8.1.2. Secondo il Comune il D.Lgs. 30 dicembre 1992, n. 504, art. 2, comma 1, lett. a), prevedrebbe in modo inequivocabile che l’area in esame non potrebbe assumere la connotazione nè di area di sedime, non essendosi costruito su di esso il fabbricato, nè di pertinenza catastale, perchè essa non risulta accatastata, nè risulta “graffata” al fabbricato, così da non poter essere considerata sua pertinenza catastale. In effetti, la mancata “graffatura” catastale dell’area costituirebbe, non un vizio formale, ma un vizio sostanziale, perchè, in caso di presenza di aree pertinenziali catastali, la rendita catastale del fabbricato sarebbe adeguatamente aumentata dall’ufficio, tenendo conto de suo valore, seppur nei limiti della disciplina catastale. Infine, il Comune osserva che, data l’annualità dell’ICI, sarebbe irrilevante l’eventuale carattere pertinenziale originario, perchè esso potrebbe sempre essere variato o aggiornato dal Comune per sopravvenute esigenze urbanistiche o di pubblico interesse.

8.1.3. A conclusione del terzo motivo d’impugnazione si formula il seguente quesito di diritto: “Un’area adiacente ad un fabbricato, non accatastata, può solo per questo essere ritenuta pertinenza del fabbricato stesso?”.

8.2. Il motivo è inammissibile per irrilevanza, perchè il Comune ricorrente fa riferimento ad una fattispecie diversa da quella categorizzata dal giudice d’appello. Infatti, mentre questi parla di frazionamento dell’area avvenuto prima dei periodi d’imposta in contestazione, il Comune assume che si tratti di un’area non accatastata.

9. Il quarto motivo d’impugnazione.

9.1.1. Il quarto motivo d’impugnazione è collocato sotto la seguente rubrica: “Violazione del principio dell’onere della prova”.

9.1.2. Il Comune sostiene al riguardo che la sentenza d’appello sarebbe viziata perchè, avendo dato per scontato il carattere pertinenziale, seppure di fatto, dell’area, avrebbe violato il principio dell’onere della prova, che ai sensi dell’art. 817 c.c., dovrebbe riguardare sia l’elemento oggettivo, ossia il materiale asservimento dell’area al fabbricato, sia l’elemento soggettivo, inteso come volontà del possessore di destinare l’area al servizio del fabbricato.
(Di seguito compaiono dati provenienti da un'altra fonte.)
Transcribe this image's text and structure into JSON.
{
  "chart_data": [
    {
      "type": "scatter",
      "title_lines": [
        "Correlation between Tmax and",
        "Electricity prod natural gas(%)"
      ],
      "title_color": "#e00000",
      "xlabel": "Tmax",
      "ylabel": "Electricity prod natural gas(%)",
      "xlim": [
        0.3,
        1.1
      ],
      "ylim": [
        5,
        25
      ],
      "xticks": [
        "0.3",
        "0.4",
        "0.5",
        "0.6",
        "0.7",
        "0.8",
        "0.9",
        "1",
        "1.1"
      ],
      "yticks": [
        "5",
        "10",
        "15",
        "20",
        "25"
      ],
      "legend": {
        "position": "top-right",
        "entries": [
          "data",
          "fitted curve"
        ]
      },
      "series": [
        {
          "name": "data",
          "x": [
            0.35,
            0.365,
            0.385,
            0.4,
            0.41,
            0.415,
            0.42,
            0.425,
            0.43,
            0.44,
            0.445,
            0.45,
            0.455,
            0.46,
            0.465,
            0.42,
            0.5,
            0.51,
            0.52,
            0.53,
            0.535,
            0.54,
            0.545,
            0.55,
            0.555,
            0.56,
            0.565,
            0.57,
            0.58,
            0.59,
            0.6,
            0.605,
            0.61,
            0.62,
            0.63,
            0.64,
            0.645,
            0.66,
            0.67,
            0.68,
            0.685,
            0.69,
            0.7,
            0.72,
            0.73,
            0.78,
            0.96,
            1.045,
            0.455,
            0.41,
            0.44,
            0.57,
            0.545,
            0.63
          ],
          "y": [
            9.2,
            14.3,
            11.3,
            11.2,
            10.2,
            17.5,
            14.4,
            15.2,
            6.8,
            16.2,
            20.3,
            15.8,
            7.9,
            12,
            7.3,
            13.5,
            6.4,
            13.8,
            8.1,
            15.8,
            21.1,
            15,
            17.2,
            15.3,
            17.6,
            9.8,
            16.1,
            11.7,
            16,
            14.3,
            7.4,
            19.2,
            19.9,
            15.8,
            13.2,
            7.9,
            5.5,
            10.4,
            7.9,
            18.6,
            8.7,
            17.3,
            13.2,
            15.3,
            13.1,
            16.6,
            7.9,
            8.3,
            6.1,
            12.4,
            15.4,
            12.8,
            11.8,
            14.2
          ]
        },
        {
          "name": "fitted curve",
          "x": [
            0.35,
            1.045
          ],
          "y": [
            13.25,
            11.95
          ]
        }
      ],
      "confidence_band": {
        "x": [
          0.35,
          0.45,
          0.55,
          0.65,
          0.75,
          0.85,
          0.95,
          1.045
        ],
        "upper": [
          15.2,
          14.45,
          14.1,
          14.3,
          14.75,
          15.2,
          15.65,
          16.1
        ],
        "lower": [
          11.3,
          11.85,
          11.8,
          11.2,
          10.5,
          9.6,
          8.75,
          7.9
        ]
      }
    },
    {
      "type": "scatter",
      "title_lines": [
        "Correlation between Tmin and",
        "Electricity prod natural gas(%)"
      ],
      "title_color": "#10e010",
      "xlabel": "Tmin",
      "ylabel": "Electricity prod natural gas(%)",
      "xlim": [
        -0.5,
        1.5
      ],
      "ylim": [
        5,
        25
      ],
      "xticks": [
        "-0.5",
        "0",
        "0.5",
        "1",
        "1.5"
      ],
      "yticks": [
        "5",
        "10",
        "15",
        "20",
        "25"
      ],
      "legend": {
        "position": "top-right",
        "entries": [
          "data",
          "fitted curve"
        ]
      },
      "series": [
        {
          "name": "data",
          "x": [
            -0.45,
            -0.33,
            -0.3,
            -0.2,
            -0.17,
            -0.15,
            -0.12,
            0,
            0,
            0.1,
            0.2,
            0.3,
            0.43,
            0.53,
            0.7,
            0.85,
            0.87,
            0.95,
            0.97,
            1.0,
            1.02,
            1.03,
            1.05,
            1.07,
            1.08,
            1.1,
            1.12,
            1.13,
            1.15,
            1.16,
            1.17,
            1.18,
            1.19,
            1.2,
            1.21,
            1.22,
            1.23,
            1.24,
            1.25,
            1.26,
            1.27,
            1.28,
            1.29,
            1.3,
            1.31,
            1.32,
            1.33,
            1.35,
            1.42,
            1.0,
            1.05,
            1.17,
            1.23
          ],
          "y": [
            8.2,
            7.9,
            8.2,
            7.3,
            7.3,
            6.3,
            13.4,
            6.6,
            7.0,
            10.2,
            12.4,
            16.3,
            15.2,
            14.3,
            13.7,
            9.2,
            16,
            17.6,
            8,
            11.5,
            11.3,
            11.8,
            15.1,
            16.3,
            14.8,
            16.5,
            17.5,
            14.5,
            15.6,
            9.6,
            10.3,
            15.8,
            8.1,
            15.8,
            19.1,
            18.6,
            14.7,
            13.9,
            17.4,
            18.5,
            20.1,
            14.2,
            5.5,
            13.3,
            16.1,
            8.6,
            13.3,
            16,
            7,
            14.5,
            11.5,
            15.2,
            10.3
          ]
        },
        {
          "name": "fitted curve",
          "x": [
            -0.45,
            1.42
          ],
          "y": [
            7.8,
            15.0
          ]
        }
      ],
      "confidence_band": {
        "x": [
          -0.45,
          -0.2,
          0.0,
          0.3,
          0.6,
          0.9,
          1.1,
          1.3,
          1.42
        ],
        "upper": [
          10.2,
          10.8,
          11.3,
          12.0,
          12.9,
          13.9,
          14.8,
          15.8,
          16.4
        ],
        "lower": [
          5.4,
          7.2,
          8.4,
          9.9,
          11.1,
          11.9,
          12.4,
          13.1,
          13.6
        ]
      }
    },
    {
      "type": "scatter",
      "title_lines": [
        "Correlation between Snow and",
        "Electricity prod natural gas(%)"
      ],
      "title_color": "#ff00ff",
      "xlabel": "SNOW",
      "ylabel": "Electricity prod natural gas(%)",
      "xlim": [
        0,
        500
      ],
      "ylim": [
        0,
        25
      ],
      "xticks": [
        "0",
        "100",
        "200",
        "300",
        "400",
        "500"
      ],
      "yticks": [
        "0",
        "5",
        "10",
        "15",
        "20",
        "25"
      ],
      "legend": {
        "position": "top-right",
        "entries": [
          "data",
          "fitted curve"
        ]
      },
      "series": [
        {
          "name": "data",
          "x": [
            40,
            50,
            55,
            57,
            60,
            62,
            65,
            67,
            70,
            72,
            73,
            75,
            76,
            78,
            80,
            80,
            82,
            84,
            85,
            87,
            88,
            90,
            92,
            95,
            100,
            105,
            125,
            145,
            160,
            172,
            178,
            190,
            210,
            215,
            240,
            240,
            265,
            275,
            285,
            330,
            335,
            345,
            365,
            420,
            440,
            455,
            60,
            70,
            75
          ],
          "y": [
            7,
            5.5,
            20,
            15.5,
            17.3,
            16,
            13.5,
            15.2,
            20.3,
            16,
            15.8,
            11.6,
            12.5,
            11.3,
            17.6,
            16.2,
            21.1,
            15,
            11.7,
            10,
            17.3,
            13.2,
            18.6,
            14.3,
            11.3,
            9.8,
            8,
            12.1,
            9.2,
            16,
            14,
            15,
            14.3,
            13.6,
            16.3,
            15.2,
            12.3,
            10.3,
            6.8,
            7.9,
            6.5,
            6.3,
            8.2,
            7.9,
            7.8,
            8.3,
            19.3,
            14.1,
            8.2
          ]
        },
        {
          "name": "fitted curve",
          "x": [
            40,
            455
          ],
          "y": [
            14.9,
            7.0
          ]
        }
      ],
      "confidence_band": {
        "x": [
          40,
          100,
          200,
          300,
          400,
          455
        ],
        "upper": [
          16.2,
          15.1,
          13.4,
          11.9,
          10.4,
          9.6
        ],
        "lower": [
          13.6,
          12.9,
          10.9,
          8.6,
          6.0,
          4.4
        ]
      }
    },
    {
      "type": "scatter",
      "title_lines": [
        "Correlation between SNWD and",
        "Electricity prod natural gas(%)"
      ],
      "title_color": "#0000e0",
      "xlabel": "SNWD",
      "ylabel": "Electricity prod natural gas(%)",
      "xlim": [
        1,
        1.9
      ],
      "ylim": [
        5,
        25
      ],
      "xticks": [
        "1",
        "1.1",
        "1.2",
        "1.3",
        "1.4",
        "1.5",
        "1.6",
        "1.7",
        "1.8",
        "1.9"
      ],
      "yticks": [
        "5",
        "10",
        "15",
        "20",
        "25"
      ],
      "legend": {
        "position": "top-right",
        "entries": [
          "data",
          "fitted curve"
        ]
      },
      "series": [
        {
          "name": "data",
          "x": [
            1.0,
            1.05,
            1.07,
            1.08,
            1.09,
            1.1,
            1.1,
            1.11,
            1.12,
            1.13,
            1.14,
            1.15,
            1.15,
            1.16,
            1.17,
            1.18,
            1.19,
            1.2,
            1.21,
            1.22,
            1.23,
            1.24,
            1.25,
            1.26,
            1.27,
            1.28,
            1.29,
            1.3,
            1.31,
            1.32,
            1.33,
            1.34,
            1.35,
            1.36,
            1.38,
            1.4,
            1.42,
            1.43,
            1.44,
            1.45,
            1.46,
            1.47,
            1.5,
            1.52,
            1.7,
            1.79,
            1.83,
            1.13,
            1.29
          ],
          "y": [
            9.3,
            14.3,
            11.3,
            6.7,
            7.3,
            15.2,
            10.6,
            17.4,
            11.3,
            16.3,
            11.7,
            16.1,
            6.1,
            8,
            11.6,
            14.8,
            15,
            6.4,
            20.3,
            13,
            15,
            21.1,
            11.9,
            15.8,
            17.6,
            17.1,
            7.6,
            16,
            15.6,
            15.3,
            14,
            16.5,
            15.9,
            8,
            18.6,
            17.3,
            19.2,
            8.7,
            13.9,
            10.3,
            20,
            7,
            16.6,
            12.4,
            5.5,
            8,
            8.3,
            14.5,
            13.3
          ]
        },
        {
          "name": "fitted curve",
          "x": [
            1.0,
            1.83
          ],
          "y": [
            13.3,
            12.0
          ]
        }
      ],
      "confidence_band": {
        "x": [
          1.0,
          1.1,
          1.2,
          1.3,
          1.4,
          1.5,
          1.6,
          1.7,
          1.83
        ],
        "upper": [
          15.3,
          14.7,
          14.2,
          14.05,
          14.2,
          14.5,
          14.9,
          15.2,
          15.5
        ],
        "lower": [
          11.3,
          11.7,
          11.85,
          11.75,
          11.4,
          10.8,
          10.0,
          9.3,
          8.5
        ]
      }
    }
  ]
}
Tali prove non sarebbero state fornite dal possessore del bene.

9.1.3. A conclusione del quarto motivo d’impugnazione si formula il seguente quesito di diritto: “l’onere di provare se un’area ha carattere di pertinenza o meno, spetta al proprietario dell’area, i quale ne rivendichi la non assoggettabilità all’ICI, o al comune dove la stessa è ubicata?”.

9.2. Il motivo è inammissibile, perchè assume che la CTR abbia preteso che ad accertare l’edificabilità del suolo sia stato il Comune, mentre essa ha accertato, senza indicare in base a quali prove e senza indicare chi le abbia fornite, che la non edificabilità del terreno si desume dalla recinzione realizzata dalla Società e dalla sua destinazione di fatto a pertinenza del fabbricato. Tuttavia, la natura dei fatti accertati fa presumere che essi siano stati addotti e provati dalla Società. Anche questo motivo, dunque, è inammissibile per irrilevanza, in quanto è formulato con riferimento ad un fatto diverso da quello controverso.

10. Conclusioni.

10.1. La constatata inammissibilità di tutti i motivi del ricorso principale ne comportano il rigetto.

10.2. La peculiare struttura della fattispecie e l’altalenante andamento delle sentenze di merito inducono a compensare tra le parti le spese processuali relative al giudizio di cassazione.

P.Q.M.

la Corte rigetta il ricorso e compensa tra le parti le spese processuali relative al giudizio di cassazione.

Così deciso in Roma, nella Camera di consiglio, il 13 aprile 2010.